Вот так и появилась линия фронта, появился штаб, появилась связь. И война уже другая пошла. Думаю, благодаря тем батальонам, немцы, при всей своей мощи, к Москве подобрались только лишь под зиму. А там уже и генерал Мороз русскому солдату подсобил. Для меня – Победа, на той речке Колоти и началась».

Пауза. Перемятая сигарета. Щелчок зажигалки.

– Ну, да мы, что-то отвлеклись. Доложите, товарищ курсант, как вы сами оцениваете свои знания.

– Неудовлетворительно, товарищ генерал – майор.

– Ваша самокритичность впечатляет, курсант Фролов. Приказываю вам, прибыть в расположение военной кафедры для повторной сдачи экзамена по тактике в понедельник, двадцать пятого августа к девяти ноль-ноль! Не сдадите – будете отчислены. И я позабочусь о том, что бы вы достойно прошли курс молодого бойца! На сегодня же, ваши трудности с деканатом, я возьму под свою ответственность. Вы свободны, курсант Фролов.

В зачетке, размашистой генеральской рукой было начертано – «уд». И подпись.

Буковки-то на бумагу переносить я умею.


ВАНЯ


Пробуждение. Каким оно было прекрасным! Таким прекрасным, каким оно бывает только тогда, когда тебе от роду целых шесть недель. Еще смежены веки, еще пребывает в сладких объятиях безмятежности крохотная, хрупкая плоть, но уже кто-то щекочет ресницы и ноздри, легонько пощипывает щеки – пробуждайся, дитя, мы все тебя ждем!

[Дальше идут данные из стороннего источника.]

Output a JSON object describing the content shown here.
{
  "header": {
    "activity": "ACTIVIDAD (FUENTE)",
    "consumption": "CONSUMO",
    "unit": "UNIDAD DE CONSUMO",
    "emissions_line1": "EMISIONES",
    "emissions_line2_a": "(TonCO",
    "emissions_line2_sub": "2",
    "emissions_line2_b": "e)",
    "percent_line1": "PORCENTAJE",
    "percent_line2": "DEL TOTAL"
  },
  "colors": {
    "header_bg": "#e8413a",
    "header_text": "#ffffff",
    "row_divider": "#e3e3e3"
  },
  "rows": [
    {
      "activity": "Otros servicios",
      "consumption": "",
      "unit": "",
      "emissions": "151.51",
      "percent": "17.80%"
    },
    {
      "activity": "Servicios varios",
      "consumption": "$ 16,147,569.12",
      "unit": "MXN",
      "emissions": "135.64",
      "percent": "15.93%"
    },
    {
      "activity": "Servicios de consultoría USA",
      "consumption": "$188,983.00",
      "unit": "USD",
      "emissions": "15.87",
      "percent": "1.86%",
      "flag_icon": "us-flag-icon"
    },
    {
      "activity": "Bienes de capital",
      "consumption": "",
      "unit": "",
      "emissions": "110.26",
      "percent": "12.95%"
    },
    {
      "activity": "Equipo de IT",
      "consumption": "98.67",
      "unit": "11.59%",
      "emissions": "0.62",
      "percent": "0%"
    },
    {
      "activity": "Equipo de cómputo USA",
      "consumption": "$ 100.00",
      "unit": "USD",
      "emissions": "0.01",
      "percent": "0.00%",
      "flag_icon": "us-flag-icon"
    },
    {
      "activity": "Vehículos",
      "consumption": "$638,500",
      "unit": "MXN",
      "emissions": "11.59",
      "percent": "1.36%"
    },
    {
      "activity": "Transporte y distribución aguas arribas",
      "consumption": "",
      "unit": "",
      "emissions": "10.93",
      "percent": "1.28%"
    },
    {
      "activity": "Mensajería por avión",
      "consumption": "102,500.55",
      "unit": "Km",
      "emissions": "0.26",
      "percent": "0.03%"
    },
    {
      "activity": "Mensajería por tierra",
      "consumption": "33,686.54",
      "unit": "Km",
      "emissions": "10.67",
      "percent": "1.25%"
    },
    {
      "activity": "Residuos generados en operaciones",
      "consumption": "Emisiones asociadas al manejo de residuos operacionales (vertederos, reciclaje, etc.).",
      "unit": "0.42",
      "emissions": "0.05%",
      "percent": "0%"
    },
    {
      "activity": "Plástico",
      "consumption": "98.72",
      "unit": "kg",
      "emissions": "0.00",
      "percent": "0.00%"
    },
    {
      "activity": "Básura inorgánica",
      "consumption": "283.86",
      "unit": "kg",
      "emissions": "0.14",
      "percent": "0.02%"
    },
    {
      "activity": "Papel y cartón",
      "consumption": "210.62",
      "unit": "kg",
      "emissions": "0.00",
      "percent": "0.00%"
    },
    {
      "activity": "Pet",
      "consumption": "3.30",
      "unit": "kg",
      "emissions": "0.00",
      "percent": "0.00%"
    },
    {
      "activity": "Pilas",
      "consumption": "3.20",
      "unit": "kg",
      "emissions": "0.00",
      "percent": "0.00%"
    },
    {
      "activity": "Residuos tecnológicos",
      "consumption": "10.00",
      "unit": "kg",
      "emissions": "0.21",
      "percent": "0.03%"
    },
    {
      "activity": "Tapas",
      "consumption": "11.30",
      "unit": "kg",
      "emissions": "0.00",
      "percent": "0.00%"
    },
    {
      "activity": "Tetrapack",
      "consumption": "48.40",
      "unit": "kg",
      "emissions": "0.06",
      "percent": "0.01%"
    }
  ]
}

Сейчас – сейчас. Нужно только сделать большой вдох и можно открывать глаза. Ах, это ты, Солнце! Это ты так ласково щекочешь ресницы! А еще есть Небо, наполненное до краев прозрачным воздухом, насквозь пронизанное неописуемой голубизной. Это оно, Небо, легким морозцем пощипывает щеки. Еще! Я хочу еще! А кто это такой огромный, разноцветный, такой теплый и такой ласковый – ласковый? Это ты, Мир! Ты есть! А я? Я тоже есть? Я тоже есть! Надо поскорей заявить о себе. Звук.., крик.., сладчайшая музыка детского агукания, без которой вся гармония Мира несовершенна, убога. И Мир внимает этой музыке, отвечает ей нескончаемой игрой света, безудержным оркестром звуков и запахов. О, это великие мгновения. Вот сейчас, в эти мгновения, рождается удивительная симфония, самая прекрасная симфония Вселенной – Жизнь! И быть той Жизни вечной. Порукой тому – Ангел Небесный. Это Он стоит у изголовья, тихо улыбается и протягивает прекрасную ладонь, от которой исходит сияние, мягкое и теплое, как молоко матери. Да ведь Он любуется мной! Наверное, это Он подарил мне этот Мир! А, может быть, я и есть подарок этому Миру? И, вдруг, проникает в это, еще только – только пробуждающееся сознание ощущение собственной значимости и от того наверное еще старательней звенят младенческие рулады, настойчиво призывая к себе мать. Мать, простоволосая, в наспех наброшенной на плечи душегрейке, истомившаяся от ожидания встречи, с сияющими глазами, уже спешит, спешит: «Ванечка, Ванюша, дитятко мое ненаглядное…». Вот оно, долгожданное прикосновение самых ласковых, самых надежных, самых нужных рук на свете. Материнские руки проворно проникают под одеяльце, под пеленки, касаются тугой и гладкой попки – сухо.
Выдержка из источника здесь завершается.